Kayla simpers at him.
“Doesn’t she?” Grayson replies, leaning over to rib his cousin in the side. Like they’re sharing a joke. “And your girl looks pretty good herself.”
“Harper doesn’t need us to tell her she’s beautiful.” Something flashes in Slate’s eyes when he says it.
“Have you eaten anything, Kayla?” Harper asks. Kayla looks surprised at the question. “I’ve been a bridesmaid a couple of times. I know the bride hardly ever gets the chance to eat.”

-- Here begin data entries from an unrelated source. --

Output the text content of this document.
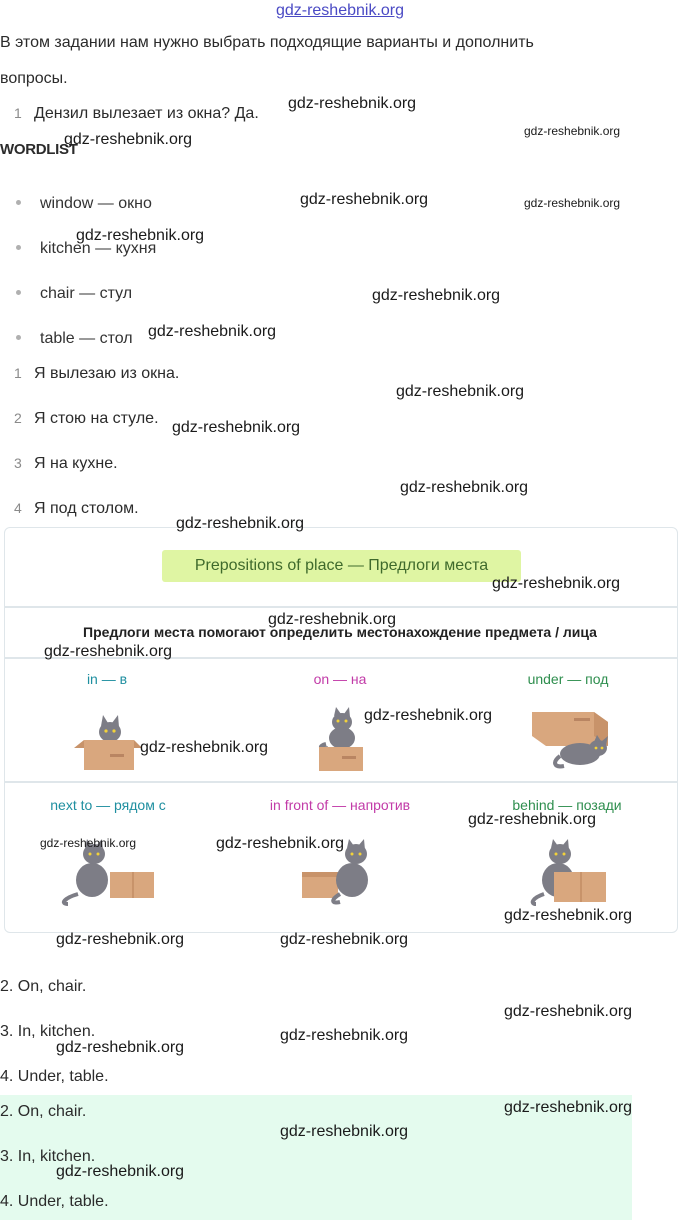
gdz-reshebnik.org
В этом задании нам нужно выбрать подходящие варианты и дополнить
вопросы.
1 Дензил вылезает из окна? Да.
WORDLIST
window — окно
kitchen — кухня
chair — стул
table — стол
1 Я вылезаю из окна.
2 Я стою на стуле.
3 Я на кухне.
4 Я под столом.
Prepositions of place — Предлоги места
Предлоги места помогают определить местонахождение предмета / лица
in — в	on — на	under — под
next to — рядом с	in front of — напротив	behind — позади
2. On, chair.
3. In, kitchen.
4. Under, table.
2. On, chair.
3. In, kitchen.
4. Under, table.
gdz-reshebnik.org
gdz-reshebnik.org	gdz-reshebnik.org
gdz-reshebnik.org	gdz-reshebnik.org
gdz-reshebnik.org
gdz-reshebnik.org
gdz-reshebnik.org
gdz-reshebnik.org
gdz-reshebnik.org
gdz-reshebnik.org
gdz-reshebnik.org
gdz-reshebnik.org
gdz-reshebnik.org
gdz-reshebnik.org
gdz-reshebnik.org
gdz-reshebnik.org
gdz-reshebnik.org
gdz-reshebnik.org	gdz-reshebnik.org
gdz-reshebnik.org
gdz-reshebnik.org	gdz-reshebnik.org
gdz-reshebnik.org
gdz-reshebnik.org
gdz-reshebnik.org
gdz-reshebnik.org
gdz-reshebnik.org
gdz-reshebnik.org
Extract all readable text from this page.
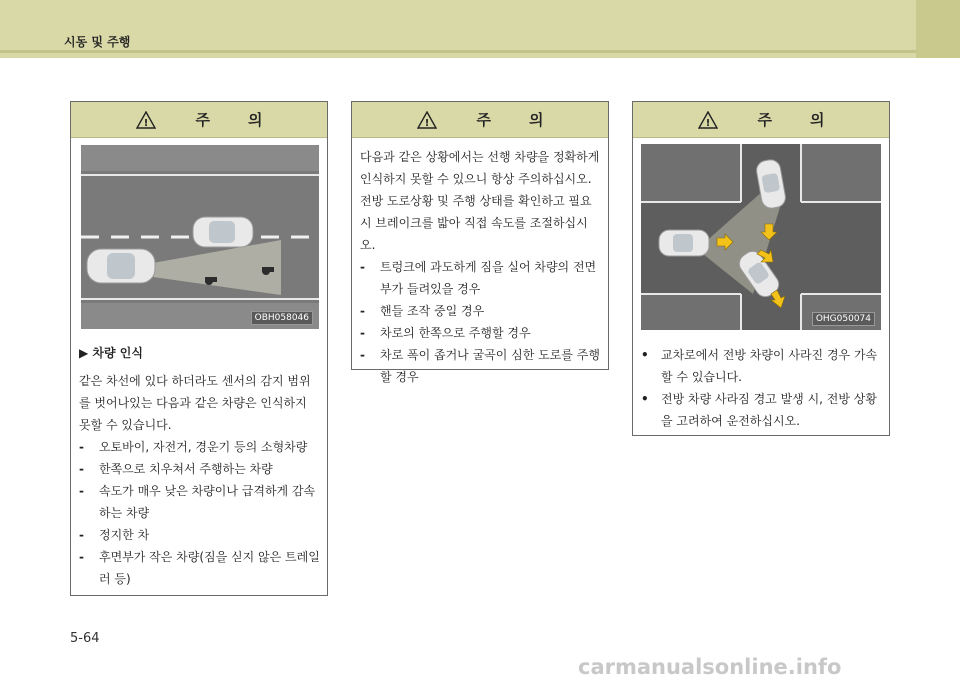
시동 및 주행
!	주	의
OBH058046
▶ 차량 인식
같은 차선에 있다 하더라도 센서의 감지 범위를 벗어나있는 다음과 같은 차량은 인식하지 못할 수 있습니다.
-	오토바이, 자전거, 경운기 등의 소형차량
-	한쪽으로 치우쳐서 주행하는 차량
-	속도가 매우 낮은 차량이나 급격하게 감속하는 차량
-	정지한 차
-	후면부가 작은 차량(짐을 싣지 않은 트레일러 등)
!	주	의
다음과 같은 상황에서는 선행 차량을 정확하게 인식하지 못할 수 있으니 항상 주의하십시오. 전방 도로상황 및 주행 상태를 확인하고 필요시 브레이크를 밟아 직접 속도를 조절하십시오.
-	트렁크에 과도하게 짐을 실어 차량의 전면부가 들려있을 경우
-	핸들 조작 중일 경우
-	차로의 한쪽으로 주행할 경우
-	차로 폭이 좁거나 굴곡이 심한 도로를 주행할 경우
!	주	의
OHG050074
•	교차로에서 전방 차량이 사라진 경우 가속할 수 있습니다.
•	전방 차량 사라짐 경고 발생 시, 전방 상황을 고려하여 운전하십시오.
5-64
carmanualsonline.info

The bridesmaid next to Kayla, a pretty brunette with eyes like a doe, looks guilty. Kayla eyes some of the passing waiters with finger food on silver trays.
“Penny, would you be a dear?”
“Sure thing, Kay,” she says. Then she disappears.
Kayla shoots Harper a grateful look. “Thanks for reminding me. It’s been a big day.”
“A great day,” Grayson adds boisterously.
“A long day,” Kayla says.
“I’m just looking forward to the wedding night,” says Grayson, winking at Slate. Harper wonders if it’s possible for a man to be any more of a cliché.
Slate smiles thinly in response. “I can only imagine,” he replies.
Kayla leans over so her chest is right up in Slate’s line of vision. “I’m so glad you could be here for this, Slate. You’ll save me a dance for later?”
“Of course,” he says. “Right after your first dance with your new husband. Also, I promised Harper I’d give her a waltz. But after that?”